John Latham: Books for burning (1987)

artdesigncafé | café library | Published 02 August 2010
Page 5 of 5

John Latham interview: 1 | 2 | 3 | 4 | 5

John-Latham-Study-for-a-Bing-Monument
John Latham. Study for a Bing Monument, (1976). Photo Gareth Winters. Copyright John Latham.

John-Latham-The-Incidental-Person-John-A-Walker
Book cover of John A. Walker’s John Latham: The incidental person—his art and ideas, (1995). Middlesex University Press.
John A. Walker: Still and Chew, the 1966-7 alchemical-like transformation of Clement Greenberg’s influential text Art and Culture, is perhaps your most famous demolition of a book. This arose because of its pretentious title and the fact that your emphasis on time opposed the American stress on space?
John Latham: Yes. the event involved people chewing and spitting out pages of the book. I didn’t take up Greenberg theoretically, this would have meant being trapped by a syntax and grammar that was a key reason he was wrong. Also, I’d been pressing St Martin’s to set up a study group to look at temporality in artwork. When this idea was rejected I had to think of another way of getting the notion across. It then came to be central in the shift to "Conceptual art" in America without anyone yet noticing that it is a hard scientific proposition that has been made.
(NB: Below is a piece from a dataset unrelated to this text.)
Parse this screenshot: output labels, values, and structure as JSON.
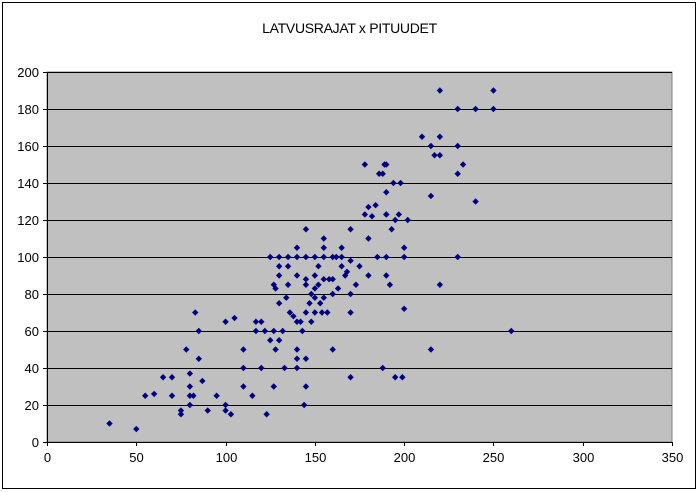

John A. Walker: Am I right in thinking that the material in possession of the Museum of Modern Art in New York is more a documentation of the event than an artwork in its own right?
John Latham: Right. The real concept of structure is in the book reliefs and time-based roller painting.
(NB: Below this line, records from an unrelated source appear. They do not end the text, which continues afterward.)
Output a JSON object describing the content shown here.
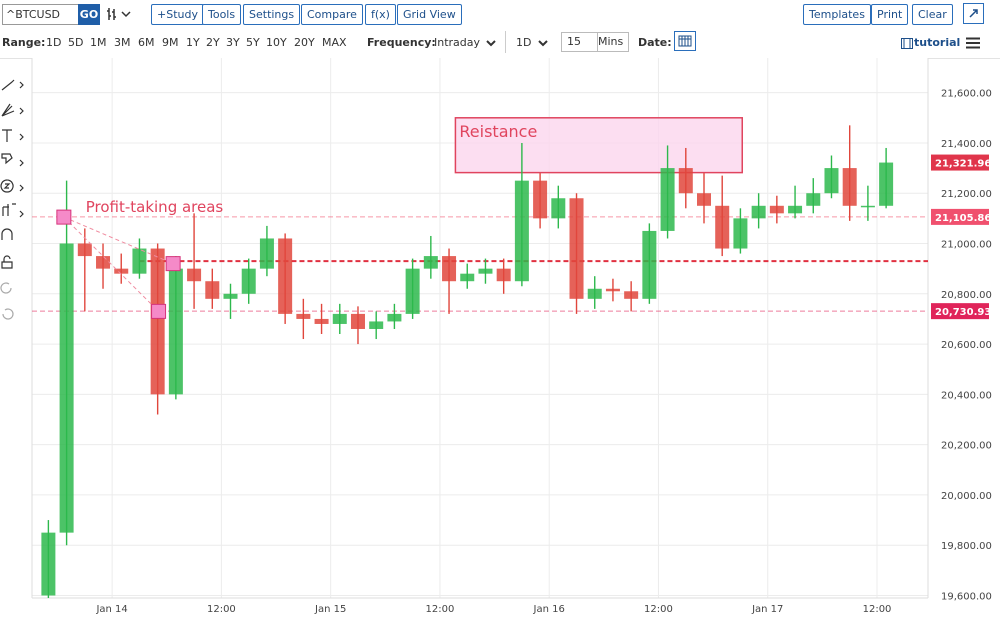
{
  "toolbar": {
    "symbol": "^BTCUSD",
    "go": "GO",
    "buttons": [
      "+Study",
      "Tools",
      "Settings",
      "Compare",
      "f(x)",
      "Grid View"
    ],
    "right_buttons": [
      "Templates",
      "Print",
      "Clear"
    ]
  },
  "range_bar": {
    "range_label": "Range:",
    "ranges": [
      "1D",
      "5D",
      "1M",
      "3M",
      "6M",
      "9M",
      "1Y",
      "2Y",
      "3Y",
      "5Y",
      "10Y",
      "20Y",
      "MAX"
    ],
    "frequency_label": "Frequency:",
    "frequency": "Intraday",
    "period": "1D",
    "interval": "15",
    "interval_unit": "Mins",
    "date_label": "Date:",
    "tutorial": "tutorial"
  },
  "chart_data": {
    "type": "candlestick",
    "x": [
      -7,
      -5,
      -3,
      -1,
      1,
      3,
      5,
      7,
      9,
      11,
      13,
      15,
      17,
      19,
      21,
      23,
      25,
      27,
      29,
      31,
      33,
      35,
      37,
      39,
      41,
      43,
      45,
      47,
      49,
      51,
      53,
      55,
      57,
      59,
      61,
      63,
      65,
      67,
      69,
      71,
      73,
      75,
      77,
      79,
      81,
      83,
      85
    ],
    "open": [
      19600,
      19850,
      21000,
      20950,
      20900,
      20880,
      20980,
      20400,
      20900,
      20850,
      20780,
      20800,
      20900,
      21020,
      20720,
      20700,
      20680,
      20720,
      20660,
      20690,
      20720,
      20900,
      20950,
      20850,
      20880,
      20900,
      20850,
      21250,
      21100,
      21180,
      20780,
      20820,
      20810,
      20780,
      21050,
      21300,
      21200,
      21150,
      20980,
      21100,
      21150,
      21120,
      21150,
      21200,
      21300,
      21150,
      21150
    ],
    "high": [
      19900,
      21250,
      21060,
      21000,
      20960,
      21020,
      21000,
      20950,
      21120,
      20900,
      20840,
      20940,
      21070,
      21040,
      20780,
      20760,
      20760,
      20750,
      20730,
      20760,
      20940,
      21030,
      20980,
      20920,
      20940,
      20940,
      21400,
      21280,
      21230,
      21200,
      20870,
      20860,
      20850,
      21080,
      21390,
      21380,
      21280,
      21270,
      21140,
      21200,
      21190,
      21230,
      21260,
      21350,
      21470,
      21230,
      21380
    ],
    "low": [
      19590,
      19800,
      20730,
      20820,
      20840,
      20860,
      20320,
      20380,
      20740,
      20740,
      20700,
      20760,
      20870,
      20680,
      20620,
      20640,
      20640,
      20600,
      20620,
      20660,
      20700,
      20860,
      20720,
      20820,
      20840,
      20800,
      20830,
      21060,
      21060,
      20720,
      20740,
      20770,
      20730,
      20760,
      21020,
      21140,
      21080,
      20950,
      20960,
      21060,
      21080,
      21100,
      21120,
      21180,
      21090,
      21090,
      21140
    ],
    "close": [
      19850,
      21000,
      20950,
      20900,
      20880,
      20980,
      20400,
      20900,
      20850,
      20780,
      20800,
      20900,
      21020,
      20720,
      20700,
      20680,
      20720,
      20660,
      20690,
      20720,
      20900,
      20950,
      20850,
      20880,
      20900,
      20850,
      21250,
      21100,
      21180,
      20780,
      20820,
      20810,
      20780,
      21050,
      21300,
      21200,
      21150,
      20980,
      21100,
      21150,
      21120,
      21150,
      21200,
      21300,
      21150,
      21150,
      21321.96
    ],
    "up_color": "#2db84c",
    "down_color": "#e0463c",
    "xlim": [
      -8.8,
      89.6
    ],
    "ylim": [
      19590,
      21710
    ],
    "xticks": [
      {
        "value": 0,
        "label": "Jan 14"
      },
      {
        "value": 12,
        "label": "12:00"
      },
      {
        "value": 24,
        "label": "Jan 15"
      },
      {
        "value": 36,
        "label": "12:00"
      },
      {
        "value": 48,
        "label": "Jan 16"
      },
      {
        "value": 60,
        "label": "12:00"
      },
      {
        "value": 72,
        "label": "Jan 17"
      },
      {
        "value": 84,
        "label": "12:00"
      }
    ],
    "yticks": [
      {
        "value": 19600,
        "label": "19,600.00"
      },
      {
        "value": 19800,
        "label": "19,800.00"
      },
      {
        "value": 20000,
        "label": "20,000.00"
      },
      {
        "value": 20200,
        "label": "20,200.00"
      },
      {
        "value": 20400,
        "label": "20,400.00"
      },
      {
        "value": 20600,
        "label": "20,600.00"
      },
      {
        "value": 20800,
        "label": "20,800.00"
      },
      {
        "value": 21000,
        "label": "21,000.00"
      },
      {
        "value": 21200,
        "label": "21,200.00"
      },
      {
        "value": 21400,
        "label": "21,400.00"
      },
      {
        "value": 21600,
        "label": "21,600.00"
      }
    ],
    "grid": true,
    "price_lines": [
      {
        "value": 21321.96,
        "label": "21,321.96",
        "color": "#e0354b",
        "line": false
      },
      {
        "value": 21105.86,
        "label": "21,105.86",
        "color": "#f0506e",
        "line": true
      },
      {
        "value": 20730.93,
        "label": "20,730.93",
        "color": "#e0245a",
        "line": true
      }
    ],
    "level_lines": [
      {
        "value": 20930,
        "color": "#e03040"
      }
    ],
    "annotations": {
      "profit_text": "Profit-taking areas",
      "profit_text_x": -2.9,
      "profit_text_y": 21150,
      "markers": [
        {
          "x": -5.3,
          "y": 21105
        },
        {
          "x": 6.7,
          "y": 20920
        },
        {
          "x": 5.1,
          "y": 20730
        }
      ],
      "resistance_text": "Reistance",
      "resistance_x": [
        37.7,
        69.2
      ],
      "resistance_y": [
        21282,
        21500
      ]
    }
  }
}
John A. Walker: In 1967 a series of events were organised at Better Books, which involved collaborations with Jeff Sawtell and Jeffrey Shaw. These were complex multi-media events. I find the symbolism hard to follow. For example, you ran pipes into books and pumped foam through.
John Latham: Yes, book plumbing. Putting pipes through books was suggestive of acquired habits for organising information. They were extensions of the idea that books were forms of "mental furniture" which is transferred from generation to generation.
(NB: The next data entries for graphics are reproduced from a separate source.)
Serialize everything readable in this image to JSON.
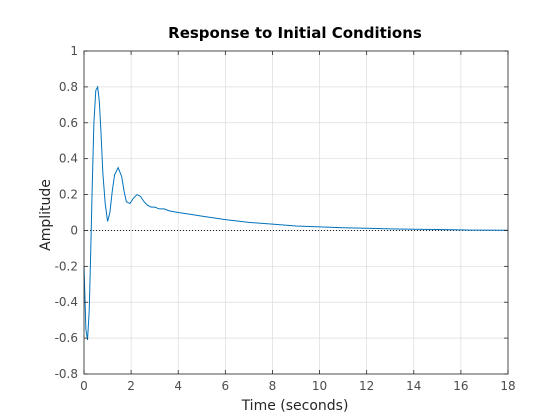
{
  "chart_data": {
    "type": "line",
    "title": "Response to Initial Conditions",
    "xlabel": "Time (seconds)",
    "ylabel": "Amplitude",
    "xlim": [
      0,
      18
    ],
    "ylim": [
      -0.8,
      1
    ],
    "xticks": [
      0,
      2,
      4,
      6,
      8,
      10,
      12,
      14,
      16,
      18
    ],
    "yticks": [
      -0.8,
      -0.6,
      -0.4,
      -0.2,
      0,
      0.2,
      0.4,
      0.6,
      0.8,
      1
    ],
    "xtick_labels": [
      "0",
      "2",
      "4",
      "6",
      "8",
      "10",
      "12",
      "14",
      "16",
      "18"
    ],
    "ytick_labels": [
      "-0.8",
      "-0.6",
      "-0.4",
      "-0.2",
      "0",
      "0.2",
      "0.4",
      "0.6",
      "0.8",
      "1"
    ],
    "grid": true,
    "zero_line": true,
    "colors": {
      "series": "#0072bd",
      "grid": "#dcdcdc",
      "axis": "#262626"
    },
    "series": [
      {
        "x": [
          0,
          0.08,
          0.15,
          0.22,
          0.28,
          0.35,
          0.42,
          0.5,
          0.58,
          0.65,
          0.72,
          0.8,
          0.9,
          1.0,
          1.1,
          1.2,
          1.3,
          1.45,
          1.6,
          1.7,
          1.8,
          1.95,
          2.1,
          2.25,
          2.4,
          2.55,
          2.7,
          2.85,
          3.0,
          3.2,
          3.4,
          3.6,
          3.8,
          4.0,
          4.5,
          5.0,
          5.5,
          6.0,
          7.0,
          8.0,
          9.0,
          10.0,
          11.0,
          12.0,
          13.0,
          14.0,
          15.0,
          16.0,
          16.5,
          17.0,
          18.0
        ],
        "y": [
          -0.2,
          -0.55,
          -0.61,
          -0.45,
          -0.15,
          0.25,
          0.6,
          0.78,
          0.8,
          0.72,
          0.55,
          0.32,
          0.15,
          0.05,
          0.1,
          0.22,
          0.31,
          0.35,
          0.3,
          0.22,
          0.16,
          0.15,
          0.18,
          0.2,
          0.19,
          0.16,
          0.14,
          0.13,
          0.13,
          0.12,
          0.12,
          0.11,
          0.105,
          0.1,
          0.09,
          0.08,
          0.07,
          0.06,
          0.045,
          0.035,
          0.025,
          0.02,
          0.015,
          0.012,
          0.009,
          0.007,
          0.005,
          0.003,
          0.002,
          0.0015,
          0.001
        ]
      }
    ]
  }
}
John A. Walker: These events were the last use of books until your 1976 designs for book monuments extruded from shale heaps in Scotland?
John Latham: The maquettes are based upon two intersecting books for The Niddrie Woman Torso and, half a mile away, The Niddrie Heart. My conception was that these structures would be seventy-five to eighty-feet high on the 300-foot plateau. They would be visible for fifty miles. People would be able to enter them, climb up and look across at the others.

John A. Walker: From some angles these monuments resemble the Christian cross. Is this a connotation you are happy with?
John Latham: I don’t mind it. This view is one amongst several. I accept it as real and valid, but enhanced now, given a new cast.